Each action mentioned is a rancid war crime, but not an uncommon one. Doctors Without Borders’ hospitals are not the only hospitals attacked, yet their hospitals are sometimes the only ones in a region, which will, as a policy, treat any injured person, including combatants regardless of what side they are on. This is at odds with government policy in Syria, Egypt, Bahrain, etc., countries that brutally forbid medical staff from providing treatment to opposition fighters and/or protesters.

It was reported by NBC that according to cockpit recordings, the pilots involved in the Kunduz attack had second-guessed the legality of the strike. Eventually, they decided to follow orders, but in an alternate U.S. society where there is grassroots support for pilots resisting illegal actions the result might have been different. It is up to the people of the U.S. to construct such a society and to, in a variety of ways, start hitting the brakes on U.S. misconduct.

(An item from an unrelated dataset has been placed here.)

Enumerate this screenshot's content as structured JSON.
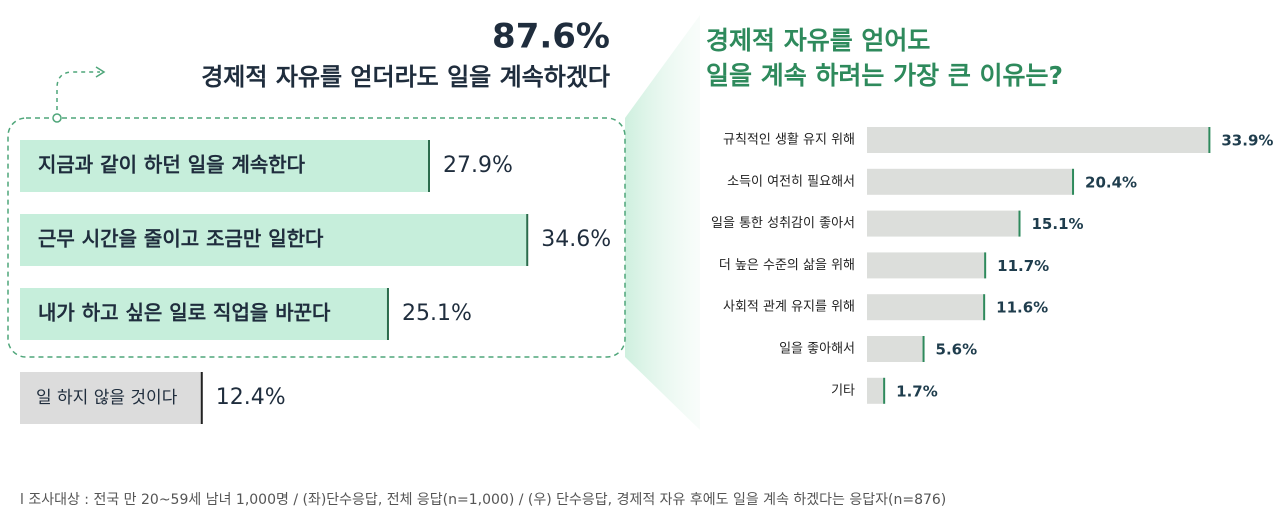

In the same way, the crimes of less powerful states such as Syria and Saudi Arabia could also be slowed or stopped. Supposing the U.S. military legitimately held the relative moral high ground, neither of these countries would want to act so brazenly as to provoke the U.S. to actually invade or to cut off military support. Yet, as long as the brazen acts in question mirror what the U.S. has already done in Afghanistan or elsewhere, the danger of receiving said consequences is significantly diminished. By denying criminal options to their own country’s military, the people of the U.S. would thereby lessen the range of options available to any other military.

In the case of a tyrannical regime, restricting the set of survival options available to the government might ripen the conditions wherein successful revolution is possible.